An elderly patient may be frail and alone, but if the patient has access to savings, then perhaps he or she could afford to hire in-home help. Or, maybe the person holds a long-term care insurance policy.
“It’s up to us to ask those questions and problem-solve with the patient about what might be available to them,” Davis says. “Conversely, the patient might say, ‘My daughter will help me, and it’ll be great.’ But if you ask the right questions, you may find that the daughter lives in another state and calls every day, and that doesn’t cut it.”
• Discuss safe discharge with patients. It is important to talk with patients about what constitutes a safe discharge.
“Help patients understand what is realistic and what isn’t,” Davis says. “Sometimes, patients make bad decisions. This is their right. But we build in as much of a safety net as possible.”
If a patient does not prove the optimal transition path, it is up to case managers to help make a good handoff to community resources and medical resources so the patient’s decision is less likely to result in rehospitalization. Finding community resources during the COVID-19 pandemic has been especially challenging because many resources are more limited or no longer available, Davis says.
• Acknowledge limitations. Sometimes, it is not possible to meet the patient’s desired needs and provide the safest possible discharge. “Some patients want to go home, but it’s so unsafe, and that can cause real moral distress,” Davis explains.
This is when case managers should emphasize to patients they can safely return home if they first spend time in a skilled nursing facility. Or, if the patient still resists transitioning to a nursing home, the case manager can help the patient connect with home health services, Meals on Wheels, and other community-based support.
The sickest patients might ask to go home with just a family member’s care. If the case management team does not think this is adequate, they should plan to follow up regularly.
“We have sent patients home with medical equipment and a family member who insisted they could handle it,” Davis says. “We’ve all had our doubts about the very sick patient, and we’re thinking, ‘I don’t know how a young, 20-something son will take care of his 50-something mother with all of the things going on with her.’”
But the patient and family insist, so they follow the patient’s lead and put everything they can into place. “It really requires having vendors looking at the situation and helping to make decisions about what will work at home in terms of equipment and that kind of thing,” Davis explains. “It can be very complex.”

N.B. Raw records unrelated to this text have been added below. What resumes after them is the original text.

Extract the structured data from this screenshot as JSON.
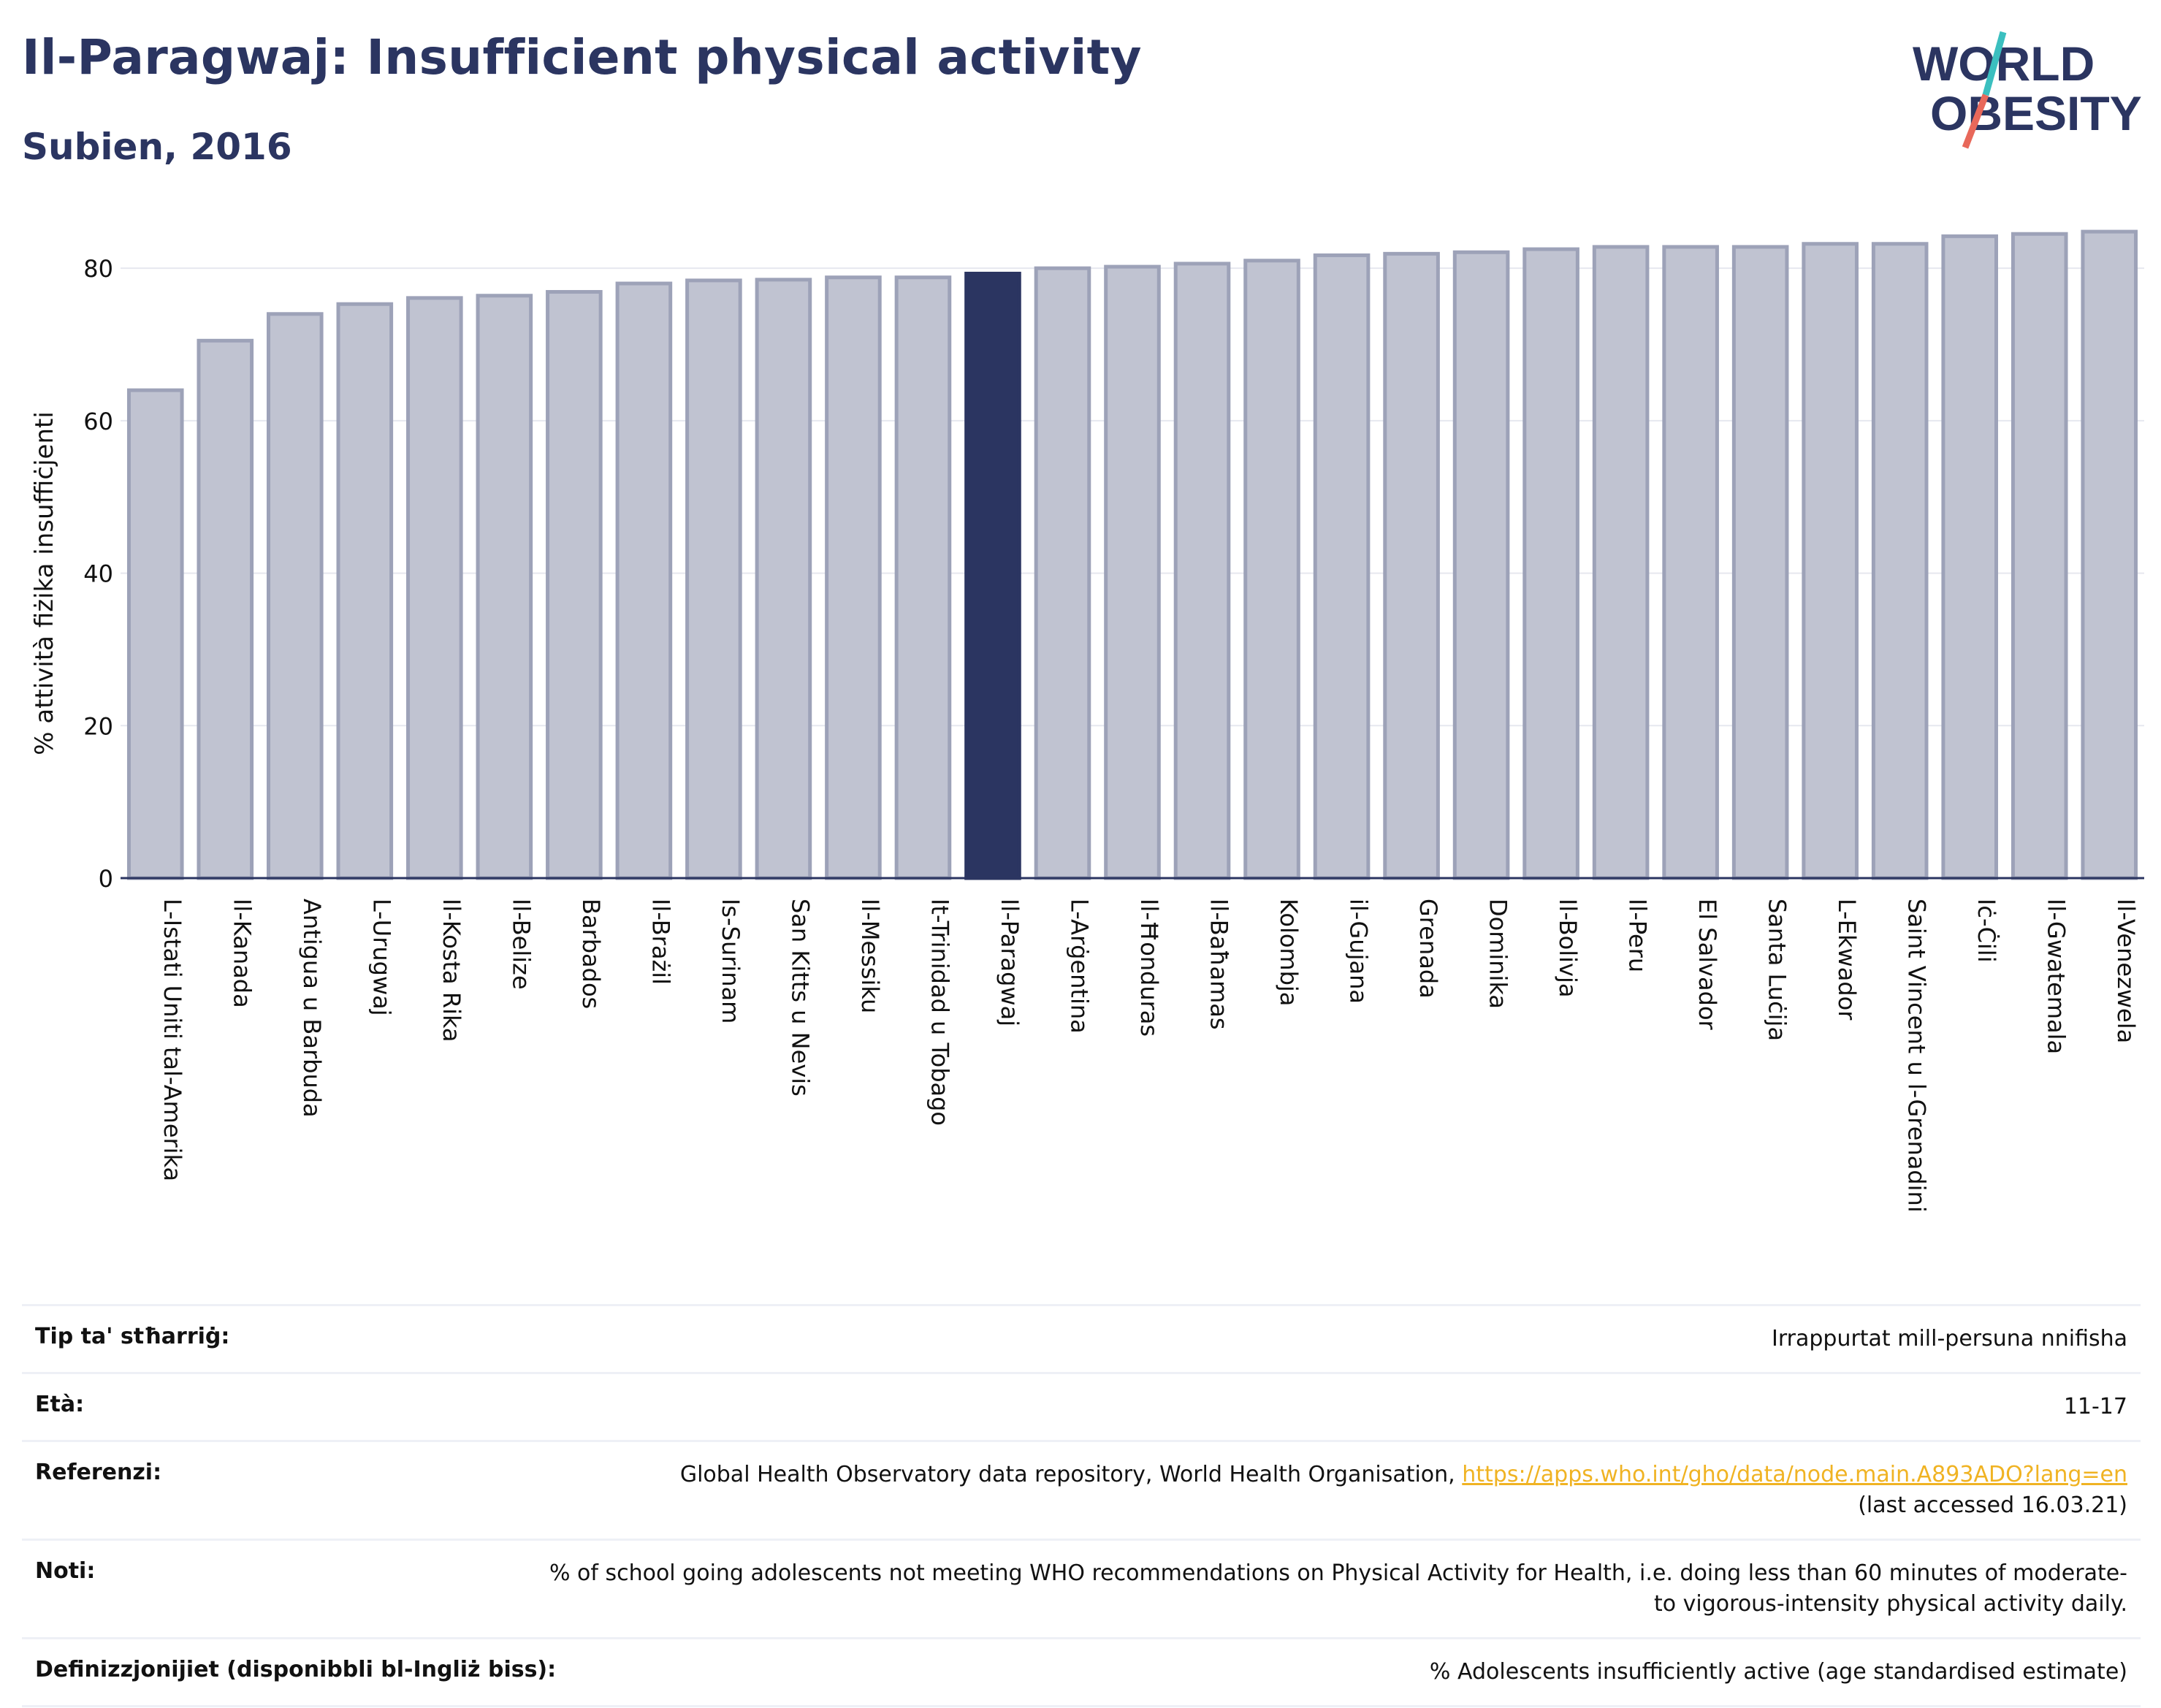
{
  "header": {
    "title": "Il-Paragwaj: Insufficient physical activity",
    "subtitle": "Subien, 2016"
  },
  "logo": {
    "line1": "WORLD",
    "line2": "OBESITY",
    "text_color": "#2b3561",
    "slash_top_color": "#3bbfbf",
    "slash_bottom_color": "#e8685a"
  },
  "colors": {
    "bar": "#c0c3d1",
    "bar_border": "#9da2b8",
    "highlight": "#2b3561",
    "gridline": "#e6e8ef",
    "axis": "#2b3561"
  },
  "chart_data": {
    "type": "bar",
    "ylabel": "% attività fiżika insuffiċjenti",
    "xlabel": "",
    "ylim": [
      0,
      85
    ],
    "yticks": [
      0,
      20,
      40,
      60,
      80
    ],
    "grid": true,
    "highlight_category": "Il-Paragwaj",
    "categories": [
      "L-Istati Uniti tal-Amerika",
      "Il-Kanada",
      "Antigua u Barbuda",
      "L-Urugwaj",
      "Il-Kosta Rika",
      "Il-Belize",
      "Barbados",
      "Il-Brażil",
      "Is-Surinam",
      "San Kitts u Nevis",
      "Il-Messiku",
      "It-Trinidad u Tobago",
      "Il-Paragwaj",
      "L-Arġentina",
      "Il-Ħonduras",
      "Il-Baħamas",
      "Kolombja",
      "il-Gujana",
      "Grenada",
      "Dominika",
      "Il-Bolivja",
      "Il-Peru",
      "El Salvador",
      "Santa Luċija",
      "L-Ekwador",
      "Saint Vincent u l-Grenadini",
      "Iċ-Ċili",
      "Il-Gwatemala",
      "Il-Venezwela"
    ],
    "values": [
      64.0,
      70.5,
      74.0,
      75.3,
      76.1,
      76.4,
      76.9,
      78.0,
      78.4,
      78.5,
      78.8,
      78.8,
      79.3,
      80.0,
      80.2,
      80.6,
      81.0,
      81.7,
      81.9,
      82.1,
      82.5,
      82.8,
      82.8,
      82.8,
      83.2,
      83.2,
      84.2,
      84.5,
      84.8
    ]
  },
  "info_table": {
    "rows": [
      {
        "label": "Tip ta' stħarriġ:",
        "value": "Irrappurtat mill-persuna nnifisha"
      },
      {
        "label": "Età:",
        "value": "11-17"
      },
      {
        "label": "Referenzi:",
        "value": "Global Health Observatory data repository, World Health Organisation,",
        "link": "https://apps.who.int/gho/data/node.main.A893ADO?lang=en",
        "value2": "(last accessed 16.03.21)"
      },
      {
        "label": "Noti:",
        "value": "% of school going adolescents not meeting WHO recommendations on Physical Activity for Health, i.e. doing less than 60 minutes of moderate- to vigorous-intensity physical activity daily."
      },
      {
        "label": "Definizzjonijiet (disponibbli bl-Ingliż biss):",
        "value": "% Adolescents insufficiently active (age standardised estimate)"
      }
    ]
  }
}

• Improve communication. “Usually, social workers are very skilled at having [tough] conversations with patients,” Davis says.
It might be up to the team to advocate for a transition that provides services, such as rehabilitation, that the payer turns down. “Often, the case is the family agrees to do acute rehab or have the patient go to a long-term acute care hospital, and the insurance company says, ‘No, they’re fine to go to a skilled nursing facility,’” Davis says. “But you always advocate for the patient, taking it as far as you can and also taking it to do the appeal, as quickly as possible.”

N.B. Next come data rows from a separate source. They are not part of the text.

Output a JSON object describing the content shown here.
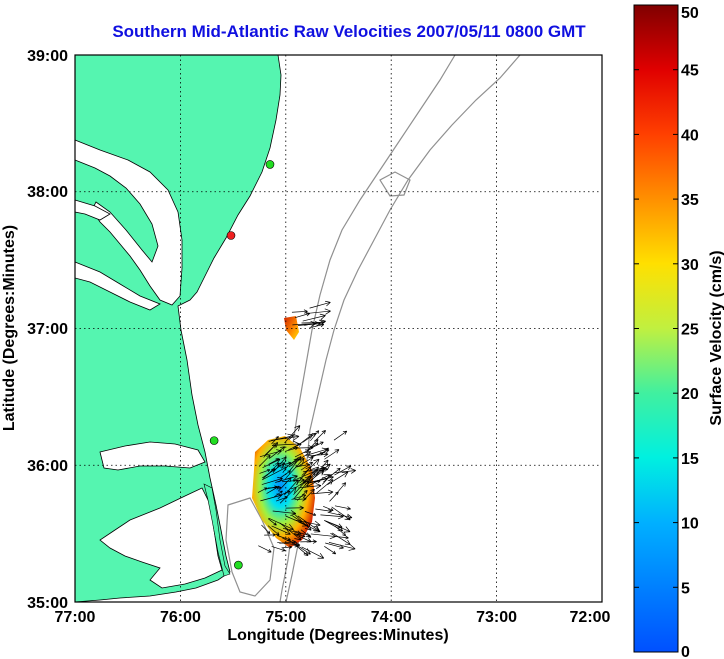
{
  "chart_data": {
    "type": "heatmap",
    "title": "Southern Mid-Atlantic Raw Velocities 2007/05/11 0800 GMT",
    "xlabel": "Longitude (Degrees:Minutes)",
    "ylabel": "Latitude (Degrees:Minutes)",
    "xlim": [
      -77,
      -72
    ],
    "ylim": [
      35,
      39
    ],
    "x_ticks": [
      "77:00",
      "76:00",
      "75:00",
      "74:00",
      "73:00",
      "72:00"
    ],
    "y_ticks": [
      "35:00",
      "36:00",
      "37:00",
      "38:00",
      "39:00"
    ],
    "grid": true,
    "colorbar": {
      "label": "Surface Velocity (cm/s)",
      "range": [
        0,
        50
      ],
      "ticks": [
        "0",
        "5",
        "10",
        "15",
        "20",
        "25",
        "30",
        "35",
        "40",
        "45",
        "50"
      ]
    },
    "stations": [
      {
        "lon": -75.15,
        "lat": 38.2,
        "color": "#22dd22"
      },
      {
        "lon": -75.52,
        "lat": 37.68,
        "color": "#ee2020"
      },
      {
        "lon": -75.68,
        "lat": 36.18,
        "color": "#22dd22"
      },
      {
        "lon": -75.45,
        "lat": 35.27,
        "color": "#22dd22"
      }
    ]
  }
}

Case managers can ask the physician to schedule a peer-to-peer insurance-physician conversation to discuss making the change. If these efforts fail, the case manager should discuss this with the patient and family.
“Case managers need to understand all of the implications of transitions because they could go down a rabbit hole with the patient if they don’t understand medical necessity criteria, Medicare, and compliance rules,” Davis says.

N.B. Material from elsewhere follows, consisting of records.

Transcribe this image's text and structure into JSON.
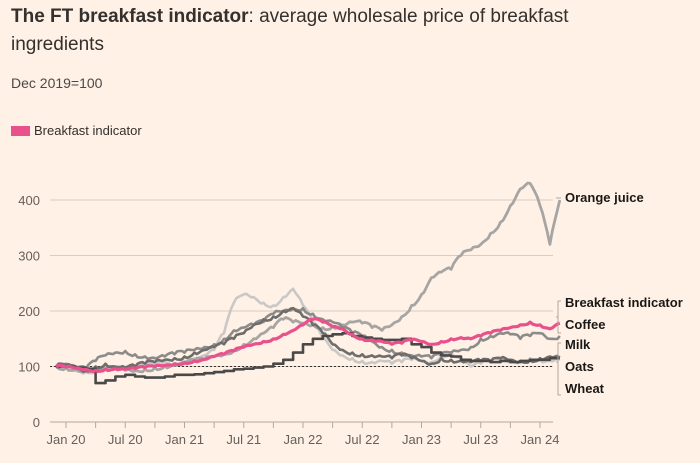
{
  "title_bold": "The FT breakfast indicator",
  "title_rest": ": average wholesale price of breakfast ingredients",
  "subtitle": "Dec 2019=100",
  "legend": [
    {
      "label": "Breakfast indicator",
      "color": "#E9518D"
    }
  ],
  "colors": {
    "background": "#FFF1E5",
    "gridline": "#D9CCC1",
    "axis": "#B3A9A0",
    "breakfast": "#E9518D",
    "orange_juice": "#A7A5A4",
    "coffee": "#8C8B8A",
    "milk": "#C9C8C7",
    "oats": "#6E6D6C",
    "wheat": "#4A4948",
    "bracket": "#B3A9A0"
  },
  "chart_data": {
    "type": "line",
    "title": "The FT breakfast indicator: average wholesale price of breakfast ingredients",
    "subtitle": "Dec 2019=100",
    "xlabel": "",
    "ylabel": "",
    "ylim": [
      0,
      400
    ],
    "yticks": [
      0,
      100,
      200,
      300,
      400
    ],
    "xticks": [
      "Jan 20",
      "Jul 20",
      "Jan 21",
      "Jul 21",
      "Jan 22",
      "Jul 22",
      "Jan 23",
      "Jul 23",
      "Jan 24"
    ],
    "baseline": 100,
    "grid": true,
    "legend_position": "top-left",
    "x_months_from_jan2020": [
      -1,
      0,
      1,
      2,
      3,
      4,
      5,
      6,
      7,
      8,
      9,
      10,
      11,
      12,
      13,
      14,
      15,
      16,
      17,
      18,
      19,
      20,
      21,
      22,
      23,
      24,
      25,
      26,
      27,
      28,
      29,
      30,
      31,
      32,
      33,
      34,
      35,
      36,
      37,
      38,
      39,
      40,
      41,
      42,
      43,
      44,
      45,
      46,
      47,
      48,
      49,
      50
    ],
    "series": [
      {
        "name": "Orange juice",
        "key": "orange_juice",
        "values": [
          100,
          98,
          96,
          92,
          90,
          95,
          96,
          94,
          92,
          95,
          98,
          100,
          102,
          105,
          110,
          112,
          118,
          122,
          130,
          140,
          150,
          160,
          170,
          185,
          180,
          178,
          175,
          170,
          172,
          175,
          180,
          178,
          170,
          165,
          175,
          190,
          210,
          230,
          260,
          270,
          275,
          300,
          310,
          320,
          340,
          360,
          390,
          420,
          430,
          390,
          320,
          400
        ]
      },
      {
        "name": "Coffee",
        "key": "coffee",
        "values": [
          100,
          105,
          98,
          95,
          110,
          120,
          125,
          128,
          122,
          118,
          115,
          118,
          122,
          125,
          130,
          135,
          140,
          150,
          165,
          170,
          175,
          180,
          195,
          200,
          205,
          205,
          195,
          185,
          180,
          170,
          160,
          155,
          145,
          135,
          130,
          125,
          120,
          118,
          115,
          120,
          125,
          130,
          135,
          150,
          155,
          160,
          158,
          150,
          155,
          160,
          150,
          155
        ]
      },
      {
        "name": "Milk",
        "key": "milk",
        "values": [
          100,
          96,
          92,
          90,
          94,
          100,
          96,
          92,
          95,
          100,
          105,
          108,
          105,
          110,
          115,
          120,
          130,
          160,
          215,
          230,
          225,
          215,
          210,
          225,
          240,
          210,
          180,
          150,
          130,
          120,
          115,
          110,
          108,
          110,
          105,
          108,
          112,
          110,
          108,
          120,
          125,
          115,
          100,
          105,
          110,
          112,
          108,
          110,
          115,
          112,
          110,
          112
        ]
      },
      {
        "name": "Oats",
        "key": "oats",
        "values": [
          100,
          102,
          98,
          92,
          100,
          105,
          100,
          98,
          100,
          105,
          108,
          112,
          115,
          118,
          125,
          130,
          135,
          140,
          150,
          160,
          175,
          185,
          190,
          200,
          205,
          190,
          175,
          160,
          140,
          130,
          125,
          122,
          120,
          118,
          115,
          120,
          115,
          110,
          105,
          115,
          112,
          110,
          108,
          110,
          108,
          115,
          112,
          110,
          112,
          115,
          118,
          116
        ]
      },
      {
        "name": "Wheat",
        "key": "wheat",
        "values": [
          100,
          100,
          98,
          96,
          70,
          75,
          82,
          85,
          82,
          80,
          80,
          82,
          85,
          85,
          86,
          88,
          90,
          92,
          95,
          96,
          98,
          100,
          105,
          112,
          125,
          140,
          150,
          155,
          158,
          160,
          155,
          152,
          150,
          148,
          148,
          150,
          140,
          135,
          125,
          120,
          118,
          112,
          110,
          110,
          108,
          110,
          108,
          110,
          112,
          112,
          115,
          115
        ]
      },
      {
        "name": "Breakfast indicator",
        "key": "breakfast",
        "values": [
          100,
          99,
          97,
          95,
          93,
          95,
          96,
          95,
          96,
          98,
          100,
          102,
          105,
          107,
          110,
          113,
          118,
          122,
          128,
          135,
          140,
          145,
          150,
          158,
          165,
          175,
          185,
          180,
          172,
          168,
          158,
          150,
          148,
          145,
          140,
          142,
          148,
          145,
          140,
          145,
          150,
          152,
          150,
          155,
          160,
          165,
          170,
          175,
          180,
          175,
          168,
          178
        ]
      }
    ],
    "end_labels": [
      "Orange juice",
      "Breakfast indicator",
      "Coffee",
      "Milk",
      "Oats",
      "Wheat"
    ]
  }
}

For example, patients could use up all of their Medicare acute-care days and find their transition options are limited, so they cannot go to acute rehab or a long-term acute care facility, she says.
“It’s important for case managers to keep all of those elements in mind, because otherwise they are not really helping the patient or the team,” Davis says. “It’s incumbent on us to wear all of these hats, and that’s the level of expertise that would set us apart.”